Paramos em frente aquele portal, território dos limites simbólicos entre as duas faces da existência. Não haviam escritas palavras sobre o figura da foto. Nada. Nenhuma frase inspirada que lhe recomendasse a alma. Havia um nome, claro. E um sobrenome nobre creditado aquele senhor na foto oval rococó. Túmulo de família, sinal exterior de nobreza. Havia um banquinho. Sentamos ali como fazem vagabundos e parasitas em seu ócio permanente, enquanto esperam e dialogam com o vácuo que se forma em torno de suas existências.
            O senhor da foto, um desses amulatados que passa por caucasiano, apresentava-se bem vestido. Um rosto de traços fortes, a boca escondida por um respeitável bigode (desses que ninguém mais ousa usar), símbolo de masculinidade e poder patriarcal. Sabíamos do nome nobre, pois ele se perpetua por aí em postos da burocracia palaciana, mas não conhecíamos a figura. Arquitetamos para ele, então, uma fantasia biográfica, baseados malandramente em nossos pré-conceitos e na projeção miasmática que o ambiente sugeria.
- Que figura, hein! O que deve ter feito da vida?
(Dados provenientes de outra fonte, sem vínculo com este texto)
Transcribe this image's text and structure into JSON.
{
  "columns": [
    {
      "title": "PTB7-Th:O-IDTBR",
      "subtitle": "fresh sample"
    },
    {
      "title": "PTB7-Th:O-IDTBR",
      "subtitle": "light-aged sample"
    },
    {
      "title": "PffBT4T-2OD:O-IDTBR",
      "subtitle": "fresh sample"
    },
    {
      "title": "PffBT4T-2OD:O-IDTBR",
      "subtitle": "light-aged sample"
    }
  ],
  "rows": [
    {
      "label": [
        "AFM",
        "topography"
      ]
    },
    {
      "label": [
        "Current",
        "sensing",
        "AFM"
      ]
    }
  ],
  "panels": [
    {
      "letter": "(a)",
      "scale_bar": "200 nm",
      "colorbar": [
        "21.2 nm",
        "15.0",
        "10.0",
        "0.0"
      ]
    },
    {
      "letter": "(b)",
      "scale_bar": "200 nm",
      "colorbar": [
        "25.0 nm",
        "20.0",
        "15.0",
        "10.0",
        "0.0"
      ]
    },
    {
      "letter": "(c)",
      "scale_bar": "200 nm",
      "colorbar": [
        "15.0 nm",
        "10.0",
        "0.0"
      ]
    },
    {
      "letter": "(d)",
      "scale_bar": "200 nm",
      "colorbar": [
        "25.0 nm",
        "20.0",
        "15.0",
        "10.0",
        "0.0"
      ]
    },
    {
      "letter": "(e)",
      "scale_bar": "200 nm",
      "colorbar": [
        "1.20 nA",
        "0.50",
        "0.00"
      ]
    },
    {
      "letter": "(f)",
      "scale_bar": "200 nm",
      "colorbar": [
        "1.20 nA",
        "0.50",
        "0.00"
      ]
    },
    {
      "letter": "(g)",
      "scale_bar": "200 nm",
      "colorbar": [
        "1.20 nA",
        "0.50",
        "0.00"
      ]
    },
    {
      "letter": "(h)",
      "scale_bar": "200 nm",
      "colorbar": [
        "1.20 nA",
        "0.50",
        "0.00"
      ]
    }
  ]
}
- Sei lá! Usineiro, fazendeiro, empresário...
- É, deve ser por aí. Político, talvez...
- Quem sabe, com essa cara de rufião de cabaré rsrsrsrs!
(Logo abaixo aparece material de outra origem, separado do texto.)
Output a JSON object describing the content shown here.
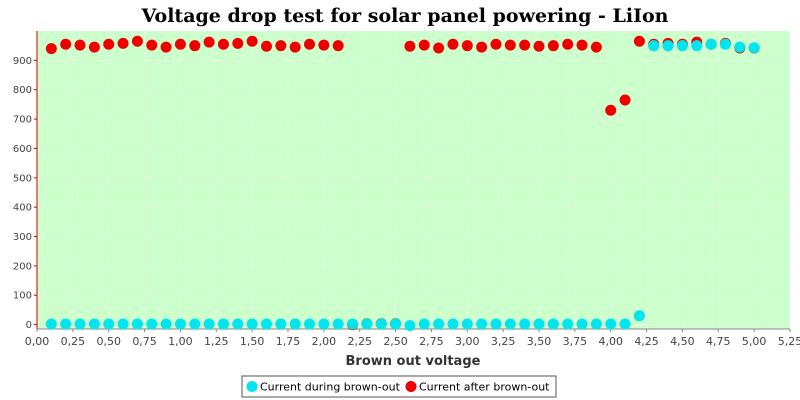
{
  "chart_data": {
    "type": "scatter",
    "title": "Voltage drop test for solar panel powering -  LiIon",
    "xlabel": "Brown out voltage",
    "ylabel": "",
    "xlim": [
      0,
      5.25
    ],
    "ylim": [
      -15,
      1000
    ],
    "x_ticks": [
      "0,00",
      "0,25",
      "0,50",
      "0,75",
      "1,00",
      "1,25",
      "1,50",
      "1,75",
      "2,00",
      "2,25",
      "2,50",
      "2,75",
      "3,00",
      "3,25",
      "3,50",
      "3,75",
      "4,00",
      "4,25",
      "4,50",
      "4,75",
      "5,00",
      "5,25"
    ],
    "y_ticks": [
      0,
      100,
      200,
      300,
      400,
      500,
      600,
      700,
      800,
      900
    ],
    "grid": true,
    "legend_position": "bottom",
    "colors": {
      "plot_background": "#ccffcc",
      "axis": "#cc0000",
      "series_during": "#00e5ee",
      "series_after": "#ee0000"
    },
    "series": [
      {
        "name": "Current during brown-out",
        "points": [
          [
            0.1,
            2
          ],
          [
            0.2,
            2
          ],
          [
            0.3,
            2
          ],
          [
            0.4,
            2
          ],
          [
            0.5,
            2
          ],
          [
            0.6,
            2
          ],
          [
            0.7,
            2
          ],
          [
            0.8,
            2
          ],
          [
            0.9,
            2
          ],
          [
            1.0,
            2
          ],
          [
            1.1,
            2
          ],
          [
            1.2,
            2
          ],
          [
            1.3,
            2
          ],
          [
            1.4,
            2
          ],
          [
            1.5,
            2
          ],
          [
            1.6,
            2
          ],
          [
            1.7,
            2
          ],
          [
            1.8,
            2
          ],
          [
            1.9,
            2
          ],
          [
            2.0,
            2
          ],
          [
            2.1,
            2
          ],
          [
            2.2,
            2
          ],
          [
            2.3,
            2
          ],
          [
            2.4,
            2
          ],
          [
            2.5,
            2
          ],
          [
            2.6,
            -3
          ],
          [
            2.7,
            2
          ],
          [
            2.8,
            2
          ],
          [
            2.9,
            2
          ],
          [
            3.0,
            2
          ],
          [
            3.1,
            2
          ],
          [
            3.2,
            2
          ],
          [
            3.3,
            2
          ],
          [
            3.4,
            2
          ],
          [
            3.5,
            2
          ],
          [
            3.6,
            2
          ],
          [
            3.7,
            2
          ],
          [
            3.8,
            2
          ],
          [
            3.9,
            2
          ],
          [
            4.0,
            2
          ],
          [
            4.1,
            2
          ],
          [
            4.2,
            30
          ],
          [
            4.3,
            950
          ],
          [
            4.4,
            950
          ],
          [
            4.5,
            950
          ],
          [
            4.6,
            950
          ],
          [
            4.7,
            955
          ],
          [
            4.8,
            955
          ],
          [
            4.9,
            945
          ],
          [
            5.0,
            943
          ]
        ]
      },
      {
        "name": "Current after brown-out",
        "points": [
          [
            0.1,
            940
          ],
          [
            0.2,
            955
          ],
          [
            0.3,
            952
          ],
          [
            0.4,
            945
          ],
          [
            0.5,
            955
          ],
          [
            0.6,
            958
          ],
          [
            0.7,
            965
          ],
          [
            0.8,
            952
          ],
          [
            0.9,
            945
          ],
          [
            1.0,
            955
          ],
          [
            1.1,
            950
          ],
          [
            1.2,
            962
          ],
          [
            1.3,
            955
          ],
          [
            1.4,
            958
          ],
          [
            1.5,
            965
          ],
          [
            1.6,
            948
          ],
          [
            1.7,
            950
          ],
          [
            1.8,
            945
          ],
          [
            1.9,
            955
          ],
          [
            2.0,
            952
          ],
          [
            2.1,
            950
          ],
          [
            2.2,
            0
          ],
          [
            2.3,
            3
          ],
          [
            2.4,
            3
          ],
          [
            2.5,
            3
          ],
          [
            2.6,
            948
          ],
          [
            2.7,
            952
          ],
          [
            2.8,
            942
          ],
          [
            2.9,
            955
          ],
          [
            3.0,
            950
          ],
          [
            3.1,
            945
          ],
          [
            3.2,
            955
          ],
          [
            3.3,
            952
          ],
          [
            3.4,
            952
          ],
          [
            3.5,
            948
          ],
          [
            3.6,
            950
          ],
          [
            3.7,
            955
          ],
          [
            3.8,
            952
          ],
          [
            3.9,
            945
          ],
          [
            4.0,
            730
          ],
          [
            4.1,
            765
          ],
          [
            4.2,
            965
          ],
          [
            4.3,
            955
          ],
          [
            4.4,
            958
          ],
          [
            4.5,
            955
          ],
          [
            4.6,
            962
          ],
          [
            4.7,
            955
          ],
          [
            4.8,
            958
          ],
          [
            4.9,
            942
          ],
          [
            5.0,
            942
          ]
        ]
      }
    ]
  }
}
- Talvez tudo ao mesmo tempo. Talvez até simplesmente um playboy, viveu e morreu nababescamente, jamais deu um prego numa barra de sabão, talvez tenha conhecido a Europa, um bon vivant, enfim!        
- É... deve ter desencaminhado, a força, um monte de raparigas.
- Tem cara também de quem se envolveu com as letras.
- Provavelmente registrou memórias comezinhas em livro bancado pelo dinheiro público. Historiador de província provavelmente. Deve ter algum título esquecido com sua assinatura. Devia tirar onda de estudioso e amante das artes. Deve ser eternizado por aí em alguma Academia.
- Sei lá. Patrono de uma porra qualquer aí.
- O povo dessa época é chegado a um soneto, um verso romantóide ou parnasiano. Arrotam erudição enciclopédica e produzem memórias para manter a lenda familiar. Infelizmente a lenda não é lenda. São factóides, isso sim. Capitalizados e reproduzidos.
            A tarde correu. Não se demorou com as nossas viagens especulativas. Guarda Belo passa e avisa que o horário de visita acabou.
De saída, quando o fitamos mais uma vez, o fantasma do retrato parecia rir por trás da bigodeira. Ria de nós. Um riso de faceirice e escárnio pelo nosso vão exercício de dissecação de caráter e ironias do frágil elemento vida. Saímos pela alameda rumo à saída pensando no poder igualitário que, aos fins, tem a terrinha de cemitério onde ninguém pode criar latifúndios.